Hoje, 8 de Agosto, afinal estou sozinha, fazendo parte da estatística. Assusta-me. Não que o casamento tivesse ido para o brejo, já não, o que me assusta é a possibilidade de não saber continuar a viver sozinha. Se falha alguma coisa. Se me incapacito. Se dou em doida…
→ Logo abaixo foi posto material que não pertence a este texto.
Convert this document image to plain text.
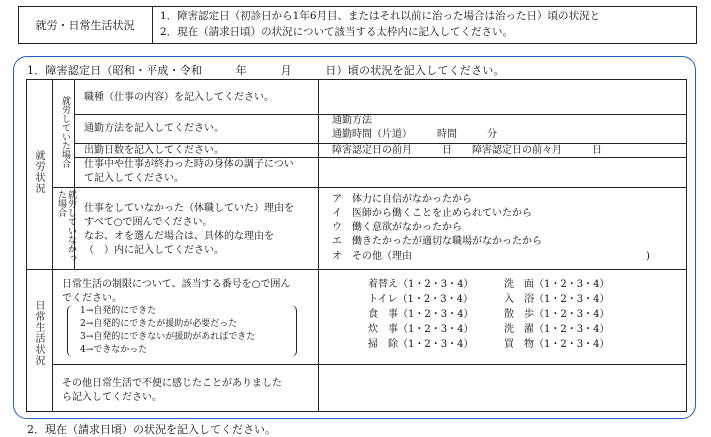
就労・日常生活状況
1．障害認定日（初診日から1年6月目、またはそれ以前に治った場合は治った日）頃の状況と
2．現在（請求日頃）の状況について該当する太枠内に記入してください。
1．障害認定日（昭和・平成・令和　　　年　　　月　　　日）頃の状況を記入してください。
就労状況
就労していた場合
就労していなかった場合
日常生活状況
職種（仕事の内容）を記入してください。
通勤方法を記入してください。
出勤日数を記入してください。
仕事中や仕事が終わった時の身体の調子につい
て記入してください。
仕事をしていなかった（休職していた）理由を
すべて○で囲んでください。
なお、オを選んだ場合は、具体的な理由を
（　）内に記入してください。
通勤方法
通勤時間（片道）　　　時間　　　分
障害認定日の前月　　　日　　障害認定日の前々月　　　日
ア　体力に自信がなかったから
イ　医師から働くことを止められていたから
ウ　働く意欲がなかったから
エ　働きたかったが適切な職場がなかったから
オ　その他（理由	)
日常生活の制限について、該当する番号を○で囲ん
でください。
1→自発的にできた
2→自発的にできたが援助が必要だった
3→自発的にできないが援助があればできた
4→できなかった
着替え（1・2・3・4）
トイレ（1・2・3・4）
食　事（1・2・3・4）
炊　事（1・2・3・4）
掃　除（1・2・3・4）
洗　面（1・2・3・4）
入　浴（1・2・3・4）
散　歩（1・2・3・4）
洗　濯（1・2・3・4）
買　物（1・2・3・4）
その他日常生活で不便に感じたことがありました
ら記入してください。
2．現在（請求日頃）の状況を記入してください。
Estava de volta da prateleira da comida dos animais quando um sorriso amarelo bailou à minha frente. Um homem mais alto que eu, mais velho, poucos anos, com um olhar um pouco mortiço, sorri e pára à minha frente. Sorrio-lhe também. Parece doente. Era um galã. Ele e o amigo. Esse, uma antiga e forte paixão minha numa época áurea. Eram os homens mais charmosos de torres novas. Andavam juntos muitas vezes. Vieram juntos de Angola, da tropa. Altos, para aí um metro e oitenta, bonitos, irradiando charme por todos os poros. As raparigas gostavam deles. Eles gostavam das raparigas e mostravam-no. Este depressa se casou e fez filhas atrás de filhas. O outro, a minha paixão, ainda hoje é solteiro se bem que com uma relação há muitos anos. Partiram muitos corações. Fizeram trinta por uma linha. Torres Novas conhecia-os e conhece-os. Eu raramente os vejo. À minha antiga paixão e ao seu amigo. Este homem que aqui está à minha frente, muito abatido. Feito um velho. Olá estás boas Clara?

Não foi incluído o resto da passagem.